Há tempos, dediquei um artigo para falar do testamento de Pontes de Miranda, um dos maiores juristas do mundo, figura solar do direito brasileiro.

Quem está fazendo o inventário deste egrégio jurisconsulto é meu prezado amigo, o professor carioca Mario Roberto Carvalho de Faria, que, dentre outros méritos, é o atualizador do livro “Sucessões”, um clássico do saudoso mestre baiano Orlando Gomes.

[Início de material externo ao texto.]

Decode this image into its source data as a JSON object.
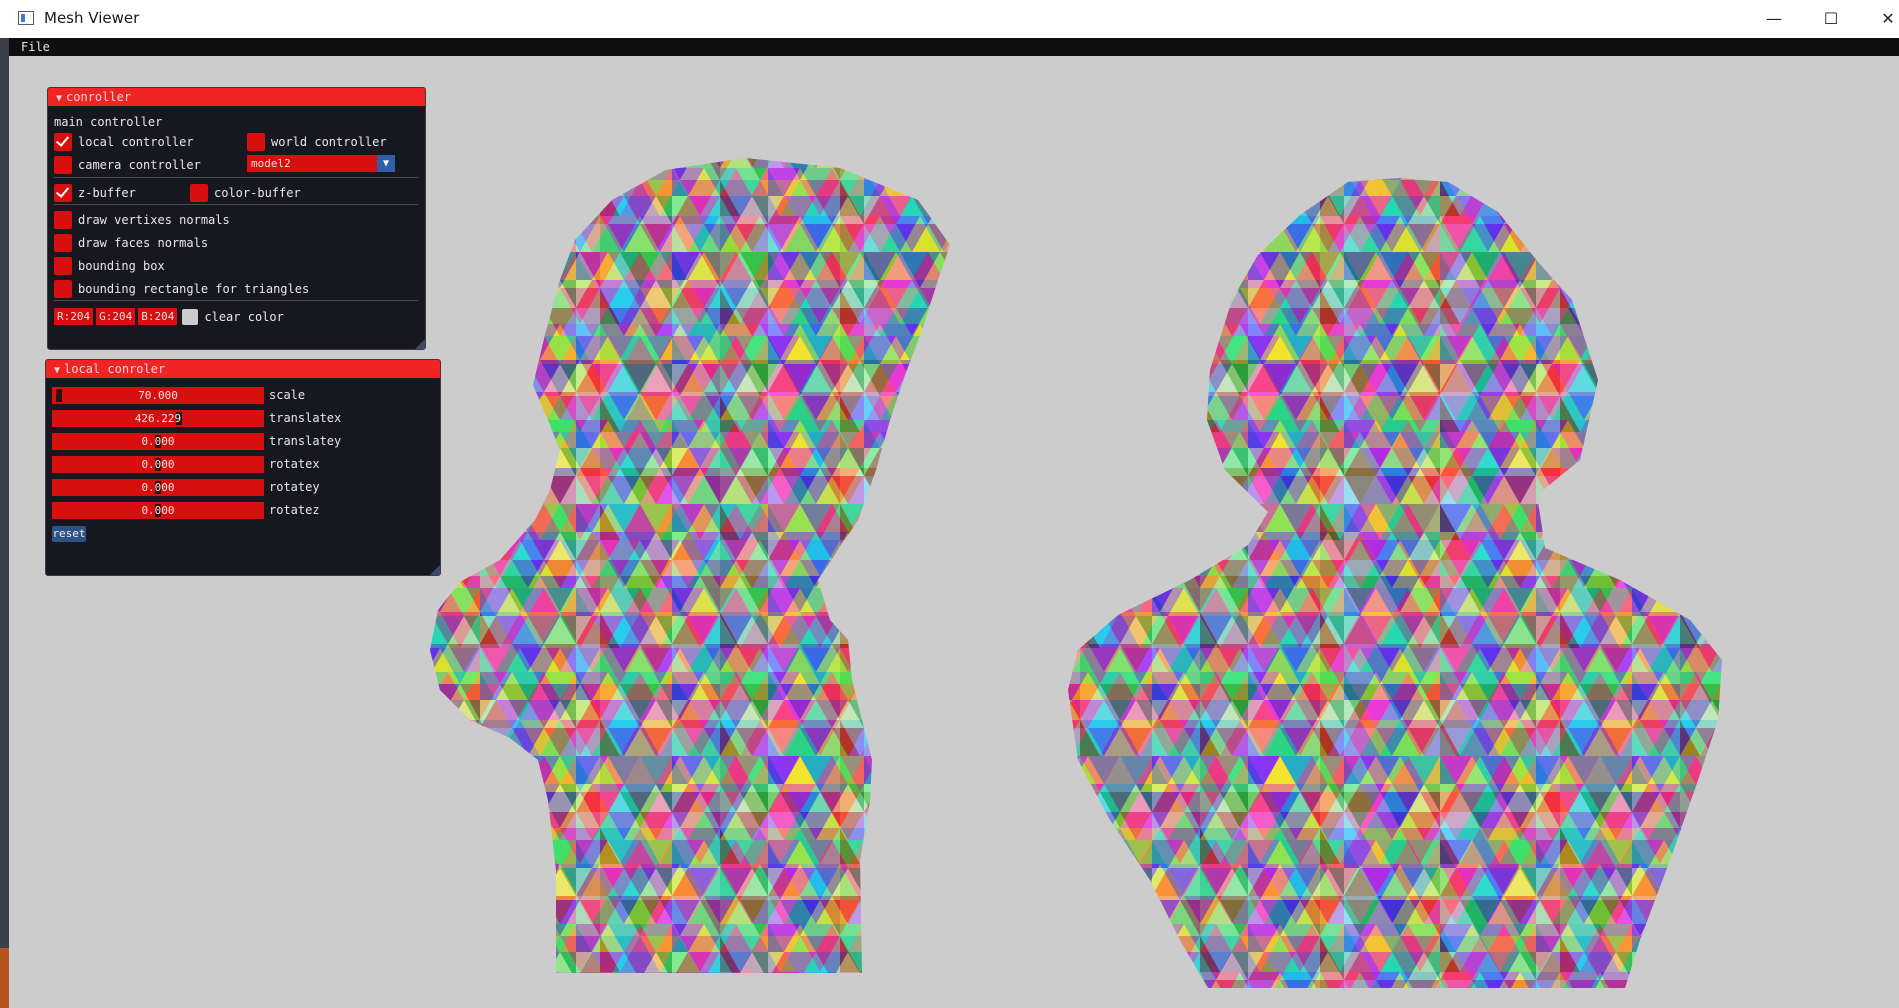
{
  "window": {
    "title": "Mesh Viewer",
    "minimize_glyph": "—",
    "maximize_glyph": "☐",
    "close_glyph": "✕"
  },
  "menubar": {
    "items": [
      "File"
    ]
  },
  "controller_panel": {
    "title": "conroller",
    "section_label": "main controller",
    "local_controller": {
      "label": "local controller",
      "checked": true
    },
    "world_controller": {
      "label": "world controller",
      "checked": false
    },
    "camera_controller": {
      "label": "camera controller",
      "checked": false
    },
    "model_select": {
      "value": "model2",
      "arrow": "▼"
    },
    "z_buffer": {
      "label": "z-buffer",
      "checked": true
    },
    "color_buffer": {
      "label": "color-buffer",
      "checked": false
    },
    "options": [
      {
        "label": "draw vertixes normals",
        "checked": false
      },
      {
        "label": "draw faces normals",
        "checked": false
      },
      {
        "label": "bounding box",
        "checked": false
      },
      {
        "label": "bounding rectangle for triangles",
        "checked": false
      }
    ],
    "clear_color": {
      "r": "R:204",
      "g": "G:204",
      "b": "B:204",
      "label": "clear color",
      "swatch": "#cccccc"
    }
  },
  "local_panel": {
    "title": "local conroler",
    "sliders": [
      {
        "label": "scale",
        "value": "70.000",
        "position": 0.02
      },
      {
        "label": "translatex",
        "value": "426.229",
        "position": 0.6
      },
      {
        "label": "translatey",
        "value": "0.000",
        "position": 0.5
      },
      {
        "label": "rotatex",
        "value": "0.000",
        "position": 0.5
      },
      {
        "label": "rotatey",
        "value": "0.000",
        "position": 0.5
      },
      {
        "label": "rotatez",
        "value": "0.000",
        "position": 0.5
      }
    ],
    "reset_label": "reset"
  },
  "colors": {
    "accent": "#d70f0f",
    "title_bar": "#f12424",
    "panel_bg": "#16171f",
    "viewport_bg": "#cccccc"
  }
}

E foi Mario Roberto que me enviou uma cópia do testamento de ninguém menos do que o Duque de Caxias, e vou falar deste assunto, hoje.

O testamento começa com a frase que era comum naquele tempo: 

“Em nome de Deus, Amém”. 

Em seguida, diz: 

“Eu, Luís Alves de Lima, Duque de Caxias, achando-me com saúde e meu perfeito juízo, ordeno o meu testamento da forma seguinte”. 

Então, afirma que é católico romano, “tenho nesta fé vivido e pretendo morrer”. Informa que é natural do Rio de Janeiro, batizado na freguesia de Inhamerim, sendo filho legítimo (usava-se esta qualificação na época) do marechal Francisco de Lima e Silva e dona Cândida Bello de Lima. “Fui casado à face da Igreja com a virtuosa dona Anna Luiza Carneiro Viana de Lima, Duquesa de Caxias, já falecida, de cujo matrimônio restam dois filhos, que são Luiza e Anna, as quais se acham casadas, e são as minhas legítimas herdeiras”.

Recomendo a meus testamenteiros, diz o Duque de Caxias no seu testamento, “quero que meu enterro seja feito sem pompa alguma, e só como irmão da Cruz dos Militares, no grau que ali tenho, dispensando o estado da Casa Imperial, que se costuma mandar aos que exercem o cargo que tenho. Não desejo mesmo que se façam convites pro meu enterro, porque os meus amigos que me quiserem fazer este favor não precisam dessa formalidade, e muito menos consintam os meus filhos que eu seja embalsamado”.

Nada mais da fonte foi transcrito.